Trois jours plus tard, Madame, sur conseil de sa mère, m'envoie un mèl de rupture. Elle ne m'a jamais aimé, elle n'a répondu à ma demande de mariage que pour éviter de casser l'ambiance et ne voyait en mois qu'un pauvre hère à sauver et qu'un réservoir de spermatozoïdes.

Je rétropédale autant que possible. Mais Madame revient: "Suis-moi je te fuis/Fuis-moi je te suis". Finalement elle m'aime et ne désire que notre union. On se revoit. Promesses. Elle me fait la surprise de la visite d'une maison conjugale. Je me laisse embobiner.

Bis repetita, elle me quitte en catimini quelques jours après mon déménagement. Bon, j'ai des tords (de la fatigue, de l'angoisse immobilière et professionnelle surtout). A l'amour qu'elle n'aurait à nouveau jamais eu pour moi mais qui n'était qu'une illusion que la société patriarcale lui a astreint pour une normalité de couple s'ajoute les accusations de violences. Non physique, non verbale, mais symbolique. Nous nous étions en effet disputés sur un itinéraire routier. Et comme la violence est une continuum, elle ne peut s'engager dans ce sacrifice conjugale avec un homme qu'elle n'a jamais aimé et qui a totalement la capacité physique de commettre un jour un homicide. Sic...

Bien entendu, trois jours plus tard, elle "passe à autre chose" (sic) pour faire passer ce sale épisode de sa vie. Et elle m'avoue qu'elle n'avait en fait jamais eu l'intention de déménager, de partir en vacances et de vivre avec moi. Preuves à l'appui...

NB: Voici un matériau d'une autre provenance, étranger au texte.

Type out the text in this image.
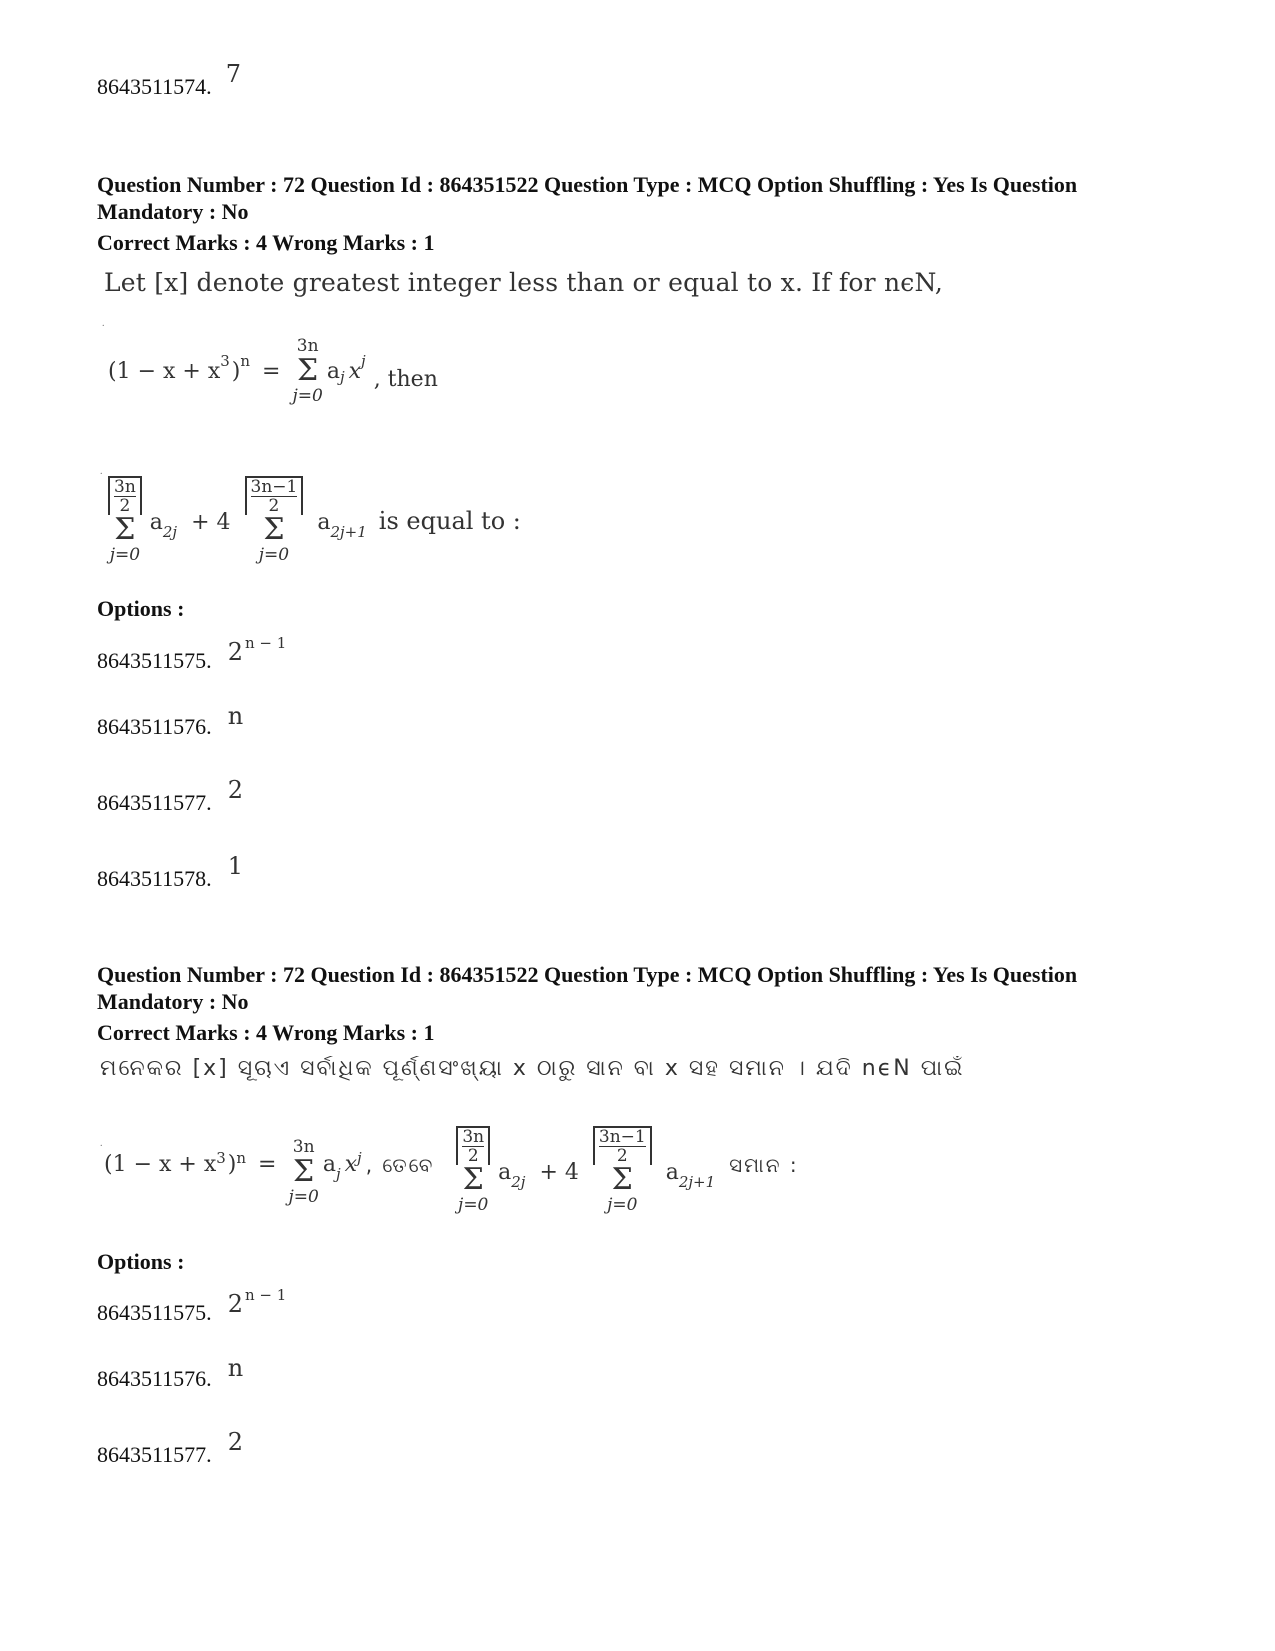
8643511574. 7
Question Number : 72 Question Id : 864351522 Question Type : MCQ Option Shuffling : Yes Is Question
Mandatory : No
Correct Marks : 4 Wrong Marks : 1
Let [x] denote greatest integer less than or equal to x. If for nϵN,
.
(1 − x + x 3 ) n =
3n
Σ
j=0
a j x j
, then
.
3n
2
Σ
j=0
a 2j + 4
3n−1
2
Σ
j=0
a 2j+1 is equal to :
Options :
8643511575. 2 n − 1
8643511576. n
8643511577. 2
8643511578. 1
Question Number : 72 Question Id : 864351522 Question Type : MCQ Option Shuffling : Yes Is Question
Mandatory : No
Correct Marks : 4 Wrong Marks : 1
ମନେକର [x] ସୂଚାଏ ସର୍ବାଧିକ ପୂର୍ଣ୍ଣସଂଖ୍ୟା x ଠାରୁ ସାନ ବା x ସହ ସମାନ । ଯଦି nϵN ପାଇଁ
.
(1 − x + x 3 ) n =
3n
Σ
j=0
a j x j , ତେବେ
3n
2
Σ
j=0
a 2j + 4
3n−1
2
Σ
j=0
a 2j+1
ସମାନ :
Options :
8643511575. 2 n − 1
8643511576. n
8643511577. 2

Je ne peux rester dans ce village. Je rentre (dans ma profession, difficile de passer d'une province à l'autre avec un CV instable) et arrive début 2020 sur un métier complémentent nouveau. J'achète en banlieue, un cagibi avec travaux. Faute de mieux. Le confinement arrive, tous les délais administratifs sont bloqués, je télétravaille depuis des canapés d'amis qui n'ont pas non plus de grands logements et chez qui je compte laisser parfois de l'intimité. Je dors même dans ma voiture. Du coup, je perds mon travail.

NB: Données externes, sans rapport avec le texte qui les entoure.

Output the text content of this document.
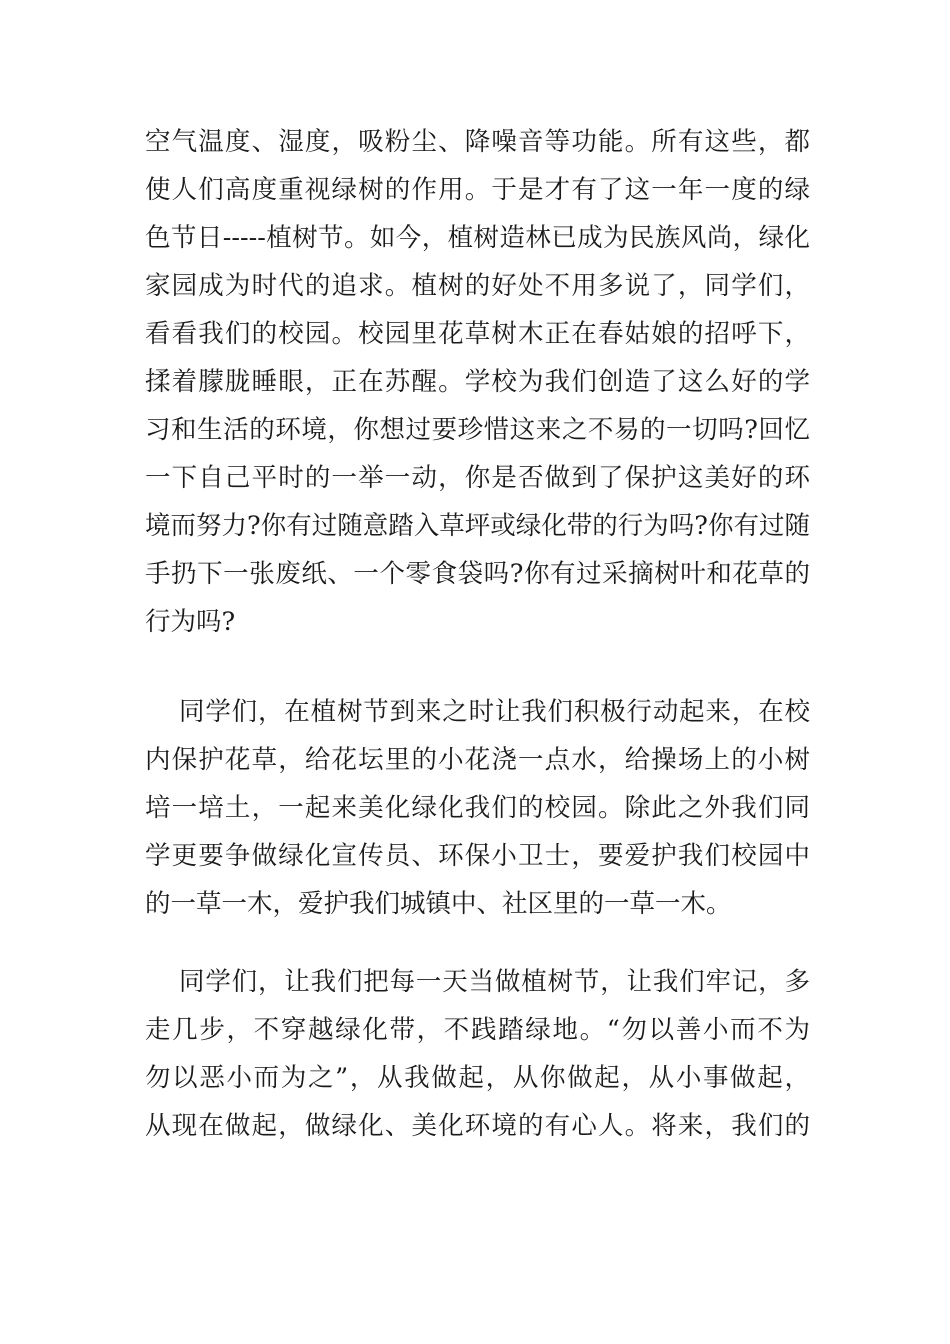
空气温度、湿度，吸粉尘、降噪音等功能。所有这些，都
使人们高度重视绿树的作用。于是才有了这一年一度的绿
色节日-----植树节。如今，植树造林已成为民族风尚，绿化
家园成为时代的追求。植树的好处不用多说了，同学们，
看看我们的校园。校园里花草树木正在春姑娘的招呼下，
揉着朦胧睡眼，正在苏醒。学校为我们创造了这么好的学
习和生活的环境，你想过要珍惜这来之不易的一切吗?回忆
一下自己平时的一举一动，你是否做到了保护这美好的环
境而努力?你有过随意踏入草坪或绿化带的行为吗?你有过随
手扔下一张废纸、一个零食袋吗?你有过采摘树叶和花草的
行为吗?
同学们，在植树节到来之时让我们积极行动起来，在校
内保护花草，给花坛里的小花浇一点水，给操场上的小树
培一培土，一起来美化绿化我们的校园。除此之外我们同
学更要争做绿化宣传员、环保小卫士，要爱护我们校园中
的一草一木，爱护我们城镇中、社区里的一草一木。
同学们，让我们把每一天当做植树节，让我们牢记，多
走几步，不穿越绿化带，不践踏绿地。“勿以善小而不为
勿以恶小而为之”，从我做起，从你做起，从小事做起，
从现在做起，做绿化、美化环境的有心人。将来，我们的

Le logement dont je récupère enfin les clefs est une catastrophe, un syndic à l'usage exclusif de boomers qui ont acheté quatre fois ma surface pour une bouchée de pain au siècle précédent.

Un autre voisin perce les planchers, mauvais bricolage, arrêté de péril.

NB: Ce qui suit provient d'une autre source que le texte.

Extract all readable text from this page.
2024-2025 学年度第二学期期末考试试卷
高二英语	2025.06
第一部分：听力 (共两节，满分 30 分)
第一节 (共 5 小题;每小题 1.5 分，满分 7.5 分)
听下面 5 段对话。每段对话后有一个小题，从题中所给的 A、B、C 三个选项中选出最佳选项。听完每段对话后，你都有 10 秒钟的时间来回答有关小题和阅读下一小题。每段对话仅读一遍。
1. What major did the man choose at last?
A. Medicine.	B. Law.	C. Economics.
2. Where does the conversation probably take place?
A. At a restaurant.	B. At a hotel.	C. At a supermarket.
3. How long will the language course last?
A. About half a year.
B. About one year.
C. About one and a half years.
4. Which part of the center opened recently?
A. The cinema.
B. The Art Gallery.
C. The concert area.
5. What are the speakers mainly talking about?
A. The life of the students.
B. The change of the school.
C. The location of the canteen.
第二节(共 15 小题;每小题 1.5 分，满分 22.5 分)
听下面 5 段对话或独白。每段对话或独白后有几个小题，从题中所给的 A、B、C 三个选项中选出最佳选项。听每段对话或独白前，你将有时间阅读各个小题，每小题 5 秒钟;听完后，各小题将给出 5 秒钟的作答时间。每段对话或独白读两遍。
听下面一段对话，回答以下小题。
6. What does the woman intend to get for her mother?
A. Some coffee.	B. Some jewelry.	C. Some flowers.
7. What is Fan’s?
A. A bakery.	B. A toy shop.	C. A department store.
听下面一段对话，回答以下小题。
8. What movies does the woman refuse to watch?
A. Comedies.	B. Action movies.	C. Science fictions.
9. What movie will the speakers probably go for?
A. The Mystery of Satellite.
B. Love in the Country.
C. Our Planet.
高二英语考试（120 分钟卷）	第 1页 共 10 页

La réglementation sur les performances énergétiques arrive, DPE classe G.

Bref, en deux ans, je suis passé de cadre dynamique dans un trop grand logement à une certaine misère.

En dix ans plus tôt, j'avais fait le chemin inverse. Pas très loin, la roche tarpéienne depuis le Capitole.

Du coup, ma carrière française n'ayant pas digéré ces turpitudes, je me reconstruis à l'étranger.

Morale de cette histoire, les promesses n'engagent que ceux qui y croient. La relation conjugale suppose tout un tas de précautions.Le contrat de mariage en est une, et la violence n'est pas que le fait du plus imposant physiquement dans un couple.